The following sections describe miscellaneous topics that are important to learn with respect to CMA.
CMA is designed to migrate configuration data only. The tool cannot be used to migrate master or transactional data that contains system-generated primary keys.
The comparison step of the import process will generate appropriate insert or update SQL statements for the following data found in the export:
The CMA process allows users to define records to copy from a source environment to a target environment. In that way, the import process for the migrated records is able to identify objects to add and objects to change. There is no mechanism for indicating that records in the target environment should be deleted. The absence of those records in the import is not enough because the migration may be only importing a subset to add or update. If data on the target system must be deleted, users must delete the records in the target accordingly.
Note that CMA does support the deletion of child rows of an object as a result of a comparison. This is only applicable to child records that are owned by the implementation.
When moving the export file between systems, use the binary transfer option of whatever tool you use to move the file so that line-end characters are not converted from Linux-style to Windows-style or vice versa.

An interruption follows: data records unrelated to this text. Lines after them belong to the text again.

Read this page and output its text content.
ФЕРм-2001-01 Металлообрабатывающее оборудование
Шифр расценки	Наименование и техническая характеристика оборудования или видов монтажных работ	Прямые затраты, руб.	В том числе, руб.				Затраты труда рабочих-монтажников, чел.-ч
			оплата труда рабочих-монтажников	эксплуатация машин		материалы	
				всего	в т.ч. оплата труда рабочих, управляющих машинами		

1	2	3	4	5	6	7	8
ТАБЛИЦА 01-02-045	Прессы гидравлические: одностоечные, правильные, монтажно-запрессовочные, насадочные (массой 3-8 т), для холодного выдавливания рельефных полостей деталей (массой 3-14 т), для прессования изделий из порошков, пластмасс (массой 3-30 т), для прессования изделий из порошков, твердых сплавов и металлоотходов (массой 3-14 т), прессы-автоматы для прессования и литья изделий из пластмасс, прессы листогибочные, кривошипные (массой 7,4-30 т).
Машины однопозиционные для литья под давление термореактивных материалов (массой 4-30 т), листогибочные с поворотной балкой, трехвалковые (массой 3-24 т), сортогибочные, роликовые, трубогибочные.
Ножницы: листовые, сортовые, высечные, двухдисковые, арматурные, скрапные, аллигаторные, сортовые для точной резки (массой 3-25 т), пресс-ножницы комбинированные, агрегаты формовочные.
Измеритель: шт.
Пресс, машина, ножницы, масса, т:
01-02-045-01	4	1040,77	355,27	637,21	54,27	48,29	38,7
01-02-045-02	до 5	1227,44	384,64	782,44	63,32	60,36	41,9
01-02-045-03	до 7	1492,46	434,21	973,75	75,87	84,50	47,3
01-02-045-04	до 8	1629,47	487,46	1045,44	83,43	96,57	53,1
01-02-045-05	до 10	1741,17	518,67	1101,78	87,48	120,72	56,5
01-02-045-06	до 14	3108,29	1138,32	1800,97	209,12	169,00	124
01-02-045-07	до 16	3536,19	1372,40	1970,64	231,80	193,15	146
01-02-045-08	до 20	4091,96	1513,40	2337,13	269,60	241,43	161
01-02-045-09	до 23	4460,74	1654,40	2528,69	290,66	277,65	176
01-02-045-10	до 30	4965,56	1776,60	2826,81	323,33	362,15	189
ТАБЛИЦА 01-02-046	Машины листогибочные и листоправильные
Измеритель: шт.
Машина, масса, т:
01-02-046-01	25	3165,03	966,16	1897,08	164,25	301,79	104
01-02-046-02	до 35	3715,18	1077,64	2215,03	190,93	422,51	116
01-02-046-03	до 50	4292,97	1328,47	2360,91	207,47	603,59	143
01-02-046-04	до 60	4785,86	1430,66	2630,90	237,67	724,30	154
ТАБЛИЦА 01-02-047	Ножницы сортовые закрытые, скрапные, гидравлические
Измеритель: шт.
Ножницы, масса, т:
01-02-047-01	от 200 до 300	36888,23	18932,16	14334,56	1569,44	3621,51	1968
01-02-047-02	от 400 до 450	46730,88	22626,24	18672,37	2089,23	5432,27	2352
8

It is recommended to avoid using ‘.txt’ for the export file’s extension (defined in the master configuration). That file extension by default implies a non-binary file and tools that perform file transfer may treat this as a non-binary file unless explicitly stated. The recommendation is to define ‘.cma’ as the extension. This is not a recognized file extension and most file transfer tools will transfer the file as is.
Note that if the file gets converted, there are two likely outcomes - either a numeric conversion error, or a buffer under-run error may be received when attempting to import the file.